Tribunal Administratif de Paris — Décision N° TA75-2417846

lundi 7 octobre 2024

JuridictionTribunal Administratif de Paris
SectionTribunal Administratif de Paris
N° DossierTA75-2417846
TypeDécision
Formation4e Section - 2e Chambre - OQTF 6 sem.
Avocat requérantESSOH-EKOUE

Texte intégral

Vu la procédure suivante :

Par une requête enregistrée le 2 juillet 2024, complétée par un mémoire, enregistré le

16 juillet 2024, ainsi que par des pièces complémentaires, présentées au cours de l'audience, M. B, représenté par Me Essoh Ekoue demande au tribunal :

1°) de l'admettre à l'aide juridictionnelle à titre provisoire ;

2°) d'annuler la décision du 30 juin 2024 par laquelle le préfet de police l'a obligé à quitter le territoire français sans délai, a fixé le pays à destination duquel il pourra être reconduit d'office et lui a interdit le retour sur le territoire français pour douze mois ;

3°) d'enjoindre au préfet de police de lui délivrer un titre de séjour mention " vie privée et familiale ", dans le délai d'un mois, à compter de la notification de jugement à intervenir, à titre subsidiaire, de réexaminer sa situation et, dans cette attente, de lui délivrer une autorisation provisoire de séjour portant autorisation de travail, dans un délai de quinze jours, à compter de la notification du jugement à intervenir, sous astreinte de 100 euros par jour de retard ;

4°) de mettre à la charge de l'Etat la somme de 2000 euros au titre de l'article L. 761-1 du code de justice administrative et de l'article 37 de la loi du 10 juillet 1991.

Il soutient que :

- l'arrêté n'a pas été signé par une personne qui avait compétence pour ce faire ;

- l'arrêté en litige est entaché d'un défaut de motivation et d'un défaut d'examen de sa situation personnelle ;

- le préfet de police a entaché sa décision d'une erreur manifeste d'appréciation ;

- les stipulations de l'article 8 de la convention européenne de sauvegarde des droits de l'homme et des libertés fondamentales ont été méconnues ;

- l'arrêté méconnait les stipulations de l'article 3 de la convention européenne de sauvegarde des droits de l'homme et des libertés fondamentales ;

Par un mémoire en défense, enregistré le 22 juillet 2024, ainsi que des pièces, enregistrées le 23 juillet 2024, le préfet de police, représenté par Me Tomasi, conclut au rejet de la requête.

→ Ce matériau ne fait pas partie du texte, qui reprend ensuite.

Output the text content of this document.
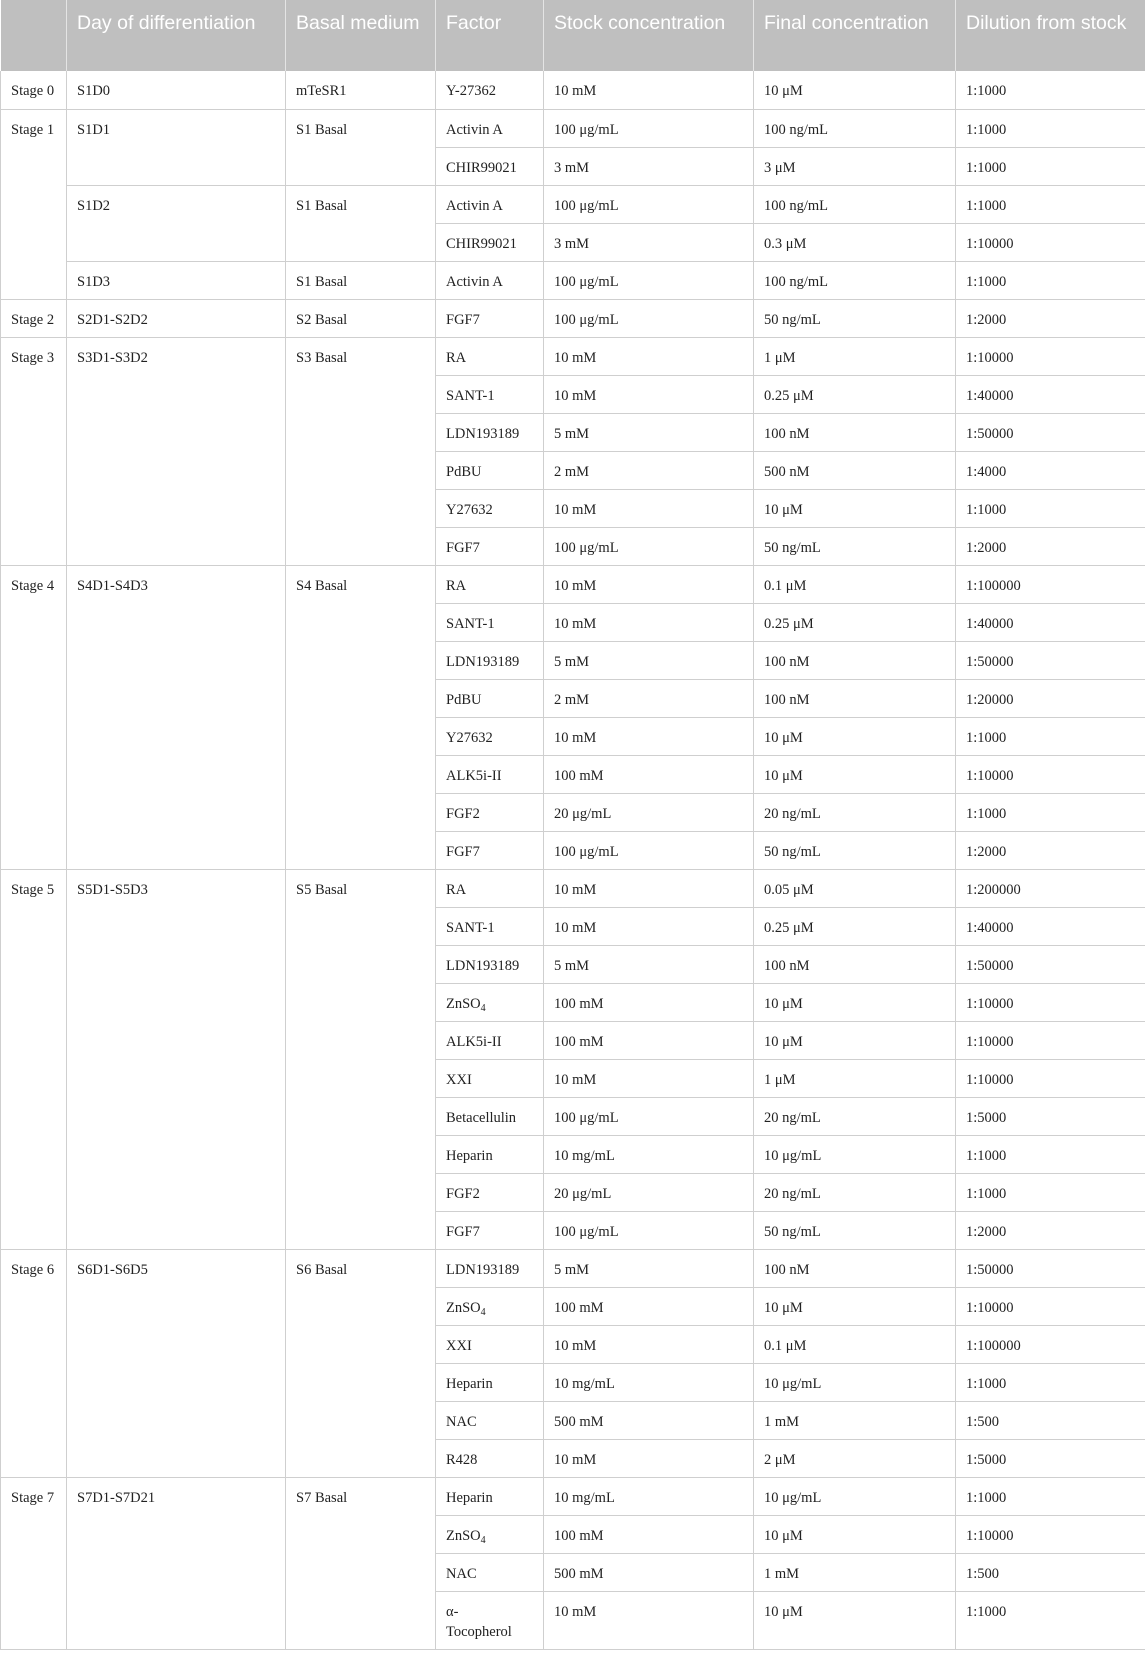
	Day of differentiation	Basal medium	Factor	Stock concentration	Final concentration	Dilution from stock
Stage 0	S1D0	mTeSR1	Y-27362	10 mM	10 μM	1:1000
Stage 1	S1D1	S1 Basal	Activin A	100 μg/mL	100 ng/mL	1:1000
			CHIR99021	3 mM	3 μM	1:1000
	S1D2	S1 Basal	Activin A	100 μg/mL	100 ng/mL	1:1000
			CHIR99021	3 mM	0.3 μM	1:10000
	S1D3	S1 Basal	Activin A	100 μg/mL	100 ng/mL	1:1000
Stage 2	S2D1-S2D2	S2 Basal	FGF7	100 μg/mL	50 ng/mL	1:2000
Stage 3	S3D1-S3D2	S3 Basal	RA	10 mM	1 μM	1:10000
			SANT-1	10 mM	0.25 μM	1:40000
			LDN193189	5 mM	100 nM	1:50000
			PdBU	2 mM	500 nM	1:4000
			Y27632	10 mM	10 μM	1:1000
			FGF7	100 μg/mL	50 ng/mL	1:2000
Stage 4	S4D1-S4D3	S4 Basal	RA	10 mM	0.1 μM	1:100000
			SANT-1	10 mM	0.25 μM	1:40000
			LDN193189	5 mM	100 nM	1:50000
			PdBU	2 mM	100 nM	1:20000
			Y27632	10 mM	10 μM	1:1000
			ALK5i-II	100 mM	10 μM	1:10000
			FGF2	20 μg/mL	20 ng/mL	1:1000
			FGF7	100 μg/mL	50 ng/mL	1:2000
Stage 5	S5D1-S5D3	S5 Basal	RA	10 mM	0.05 μM	1:200000
			SANT-1	10 mM	0.25 μM	1:40000
			LDN193189	5 mM	100 nM	1:50000
			ZnSO$_4$	100 mM	10 μM	1:10000
			ALK5i-II	100 mM	10 μM	1:10000
			XXI	10 mM	1 μM	1:10000
			Betacellulin	100 μg/mL	20 ng/mL	1:5000
			Heparin	10 mg/mL	10 μg/mL	1:1000
			FGF2	20 μg/mL	20 ng/mL	1:1000
			FGF7	100 μg/mL	50 ng/mL	1:2000
Stage 6	S6D1-S6D5	S6 Basal	LDN193189	5 mM	100 nM	1:50000
			ZnSO$_4$	100 mM	10 μM	1:10000
			XXI	10 mM	0.1 μM	1:100000
			Heparin	10 mg/mL	10 μg/mL	1:1000
			NAC	500 mM	1 mM	1:500
			R428	10 mM	2 μM	1:5000
Stage 7	S7D1-S7D21	S7 Basal	Heparin	10 mg/mL	10 μg/mL	1:1000
			ZnSO$_4$	100 mM	10 μM	1:10000
			NAC	500 mM	1 mM	1:500
			α-Tocopherol	10 mM	10 μM	1:1000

Il fait valoir qu'aucun des moyens de la requête n'est fondé.

Vu les autres pièces du dossier.

Vu :

- la convention européenne de sauvegarde des droits de l'homme et des libertés fondamentales ;

- le code des relations entre le public et l'administration ;

- le code de l'entrée et du séjour des étrangers et du droit d'asile ;

- le code de justice administrative.

Le président du tribunal a désigné Mme Véronique Hermann Jager, présidente de

sous-section, pour statuer sur les requêtes relevant de la procédure prévue L. 922-2 et R. 922-17 du code de l'entrée et du séjour des étrangers et du droit d'asile.

Les parties ont été régulièrement averties du jour de l'audience.

Ont été entendus au cours de l'audience publique :

- le rapport de Mme E C ;

- les observations de Me Essoh Ekoue, conseil de M. B, qui présente des pièces pour le requérant et soutient que l'interdiction de retour de douze mois n'a pas pris en compte son insertion professionnelle en France depuis le mois de mars 2021.

- le préfet de police n'étant ni présent ni représenté.

La clôture de l'instruction a été prononcée à l'issue de l'audience.

Considérant ce qui suit :

1. M. B, ressortissant bangladais, né le 25 mai 1999, entré en France en 2018, ayant présenté une demande d'asile qui a été rejetée par l'Office pour les réfugiés et apatrides, le

25 novembre 2019 puis par la cour nationale du droit d'asile, le 17 décembre 2020, et s'étant soustrait à une précédente décision lui faisant obligation de quitter le territoire français, demande l'annulation de l'arrêté du 30 juin 2024, pris sur le fondement du 4° de l'article L. 611-1 du code de l'entrée et du séjour des étrangers et du droit d'asile, par lequel le préfet de police l'a obligé à quitter le territoire français dans le délai de trente jours, a fixé le pays à destination duquel il devait être éloigné et lui a interdit le retour sur le territoire français.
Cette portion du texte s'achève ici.